Die erste urkundliche Erwähnung finden wir auf der Schenkungsurkunde König Heinrichs II. im Jahre 1004 an das Kloster Nienburg als (lat.) Zloupisti. 1374 wird ein wasserbetriebenes Hammerwerk, welches den örtlich vorhandenen Raseneisenstein verarbeitet, erwähnt.

Der Hammer wurde bis ca. 1700 genutzt und 1740 an die Stelle des verfallenen Hammers eine Wassermühle gebaut. Mit dem großen Dorfbrand 1769 gingen auch die Mühle und die Kirche in Flammen auf.

Johann Gottlieb Streichan baute die Mühle 1788 als Öl-, Säge- und Getreidemühle wieder auf, die bis in die achtziger Jahre des 20. Jahrhunderts noch genutzt wurde. Die anfallende Schlacke des Hammers wurde seitlich des Werks abgelagert, der Boden aufgefüllt. Auf dieser Auffüllung steht heute das Spreewaldresort "Seinerzeit", vormals Landgasthof "Zum grünen Strand der Spree".

 

In den sechs Jahrzehnten nach 1555 n. Chr. rebellierte die wendische Bevölkerung gegen die unterdrückende Herrschaft der Oberlausitzer Stände. Auch die Niederlausitzer Stände hatten Ängste vor einem wirtschaftlichen Ruin, da sich die Bevölkerung auf dem Lande den Contributionen (Frohn- und Spanndienste) zu entziehen versuchte.

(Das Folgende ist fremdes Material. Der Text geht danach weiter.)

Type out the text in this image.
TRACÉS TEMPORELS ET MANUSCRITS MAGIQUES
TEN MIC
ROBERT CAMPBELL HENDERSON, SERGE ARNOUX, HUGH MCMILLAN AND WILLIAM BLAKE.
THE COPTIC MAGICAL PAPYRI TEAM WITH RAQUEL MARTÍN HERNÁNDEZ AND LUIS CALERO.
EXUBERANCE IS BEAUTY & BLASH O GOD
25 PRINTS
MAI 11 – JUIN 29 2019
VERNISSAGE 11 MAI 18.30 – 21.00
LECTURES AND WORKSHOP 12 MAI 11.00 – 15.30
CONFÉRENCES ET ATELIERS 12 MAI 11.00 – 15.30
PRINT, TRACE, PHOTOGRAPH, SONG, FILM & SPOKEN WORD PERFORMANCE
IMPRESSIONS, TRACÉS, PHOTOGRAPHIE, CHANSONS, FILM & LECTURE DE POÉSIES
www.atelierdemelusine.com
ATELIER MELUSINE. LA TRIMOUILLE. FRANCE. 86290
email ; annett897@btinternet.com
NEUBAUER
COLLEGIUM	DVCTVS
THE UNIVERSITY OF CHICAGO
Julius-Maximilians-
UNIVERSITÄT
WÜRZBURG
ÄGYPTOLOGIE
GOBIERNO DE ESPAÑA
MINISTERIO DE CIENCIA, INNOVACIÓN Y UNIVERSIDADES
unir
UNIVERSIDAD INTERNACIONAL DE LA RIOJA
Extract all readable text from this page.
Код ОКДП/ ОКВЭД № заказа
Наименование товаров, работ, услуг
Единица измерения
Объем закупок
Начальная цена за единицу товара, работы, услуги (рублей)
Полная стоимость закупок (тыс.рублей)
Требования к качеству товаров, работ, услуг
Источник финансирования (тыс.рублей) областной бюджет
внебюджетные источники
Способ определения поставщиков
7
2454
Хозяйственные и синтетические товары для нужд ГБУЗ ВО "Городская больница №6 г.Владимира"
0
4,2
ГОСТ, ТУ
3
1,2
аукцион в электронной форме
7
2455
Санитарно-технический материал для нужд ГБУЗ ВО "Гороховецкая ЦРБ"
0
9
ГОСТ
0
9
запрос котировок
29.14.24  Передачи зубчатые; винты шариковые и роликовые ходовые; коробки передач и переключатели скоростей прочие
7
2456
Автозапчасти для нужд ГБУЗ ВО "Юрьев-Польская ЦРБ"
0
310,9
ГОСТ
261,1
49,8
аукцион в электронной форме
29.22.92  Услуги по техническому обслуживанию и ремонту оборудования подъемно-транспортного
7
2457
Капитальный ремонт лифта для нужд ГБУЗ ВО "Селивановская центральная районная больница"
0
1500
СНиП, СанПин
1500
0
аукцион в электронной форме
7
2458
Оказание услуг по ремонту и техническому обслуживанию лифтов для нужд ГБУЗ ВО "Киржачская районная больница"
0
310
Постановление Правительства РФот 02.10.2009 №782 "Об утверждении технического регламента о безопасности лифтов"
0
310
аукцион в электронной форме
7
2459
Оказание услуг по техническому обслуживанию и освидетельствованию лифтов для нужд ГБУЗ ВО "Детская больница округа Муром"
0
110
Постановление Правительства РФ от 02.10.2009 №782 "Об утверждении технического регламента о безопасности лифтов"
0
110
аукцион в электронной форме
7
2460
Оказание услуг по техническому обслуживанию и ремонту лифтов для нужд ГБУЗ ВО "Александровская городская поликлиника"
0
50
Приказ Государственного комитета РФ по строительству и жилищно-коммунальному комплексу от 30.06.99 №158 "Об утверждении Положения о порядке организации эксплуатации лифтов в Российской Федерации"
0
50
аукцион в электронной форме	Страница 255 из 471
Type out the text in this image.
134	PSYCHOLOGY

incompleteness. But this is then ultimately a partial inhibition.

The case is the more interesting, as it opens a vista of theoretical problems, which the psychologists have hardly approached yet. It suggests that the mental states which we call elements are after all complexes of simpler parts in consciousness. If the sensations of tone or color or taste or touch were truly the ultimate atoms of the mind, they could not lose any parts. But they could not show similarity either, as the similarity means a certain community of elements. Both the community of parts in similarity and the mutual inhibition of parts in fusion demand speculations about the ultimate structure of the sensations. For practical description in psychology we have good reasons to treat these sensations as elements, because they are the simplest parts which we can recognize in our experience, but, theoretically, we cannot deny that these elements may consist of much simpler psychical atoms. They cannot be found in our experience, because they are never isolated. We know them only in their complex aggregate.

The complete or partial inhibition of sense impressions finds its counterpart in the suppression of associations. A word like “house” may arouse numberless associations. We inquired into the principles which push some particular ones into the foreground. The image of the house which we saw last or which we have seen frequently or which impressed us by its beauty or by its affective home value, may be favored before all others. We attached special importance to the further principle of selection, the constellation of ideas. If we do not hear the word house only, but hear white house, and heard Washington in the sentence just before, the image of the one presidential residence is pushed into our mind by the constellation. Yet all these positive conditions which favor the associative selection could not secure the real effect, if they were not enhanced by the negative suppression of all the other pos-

Bis weit in das 18. Jahrhundert wurde noch in der wendischen Sprache gepredigt und unterrichtet. Auch auf Betreiben des Lübbener Konsistoriums (Kirchliche Verwaltungsbehörde in Lübben) wurde dann nach und nach die wendische Muttersprache im kirchlichen Bereich zurückgedrängt. In der NS-Zeit wurde die sorbische/wendische Sprache und Kultur verboten.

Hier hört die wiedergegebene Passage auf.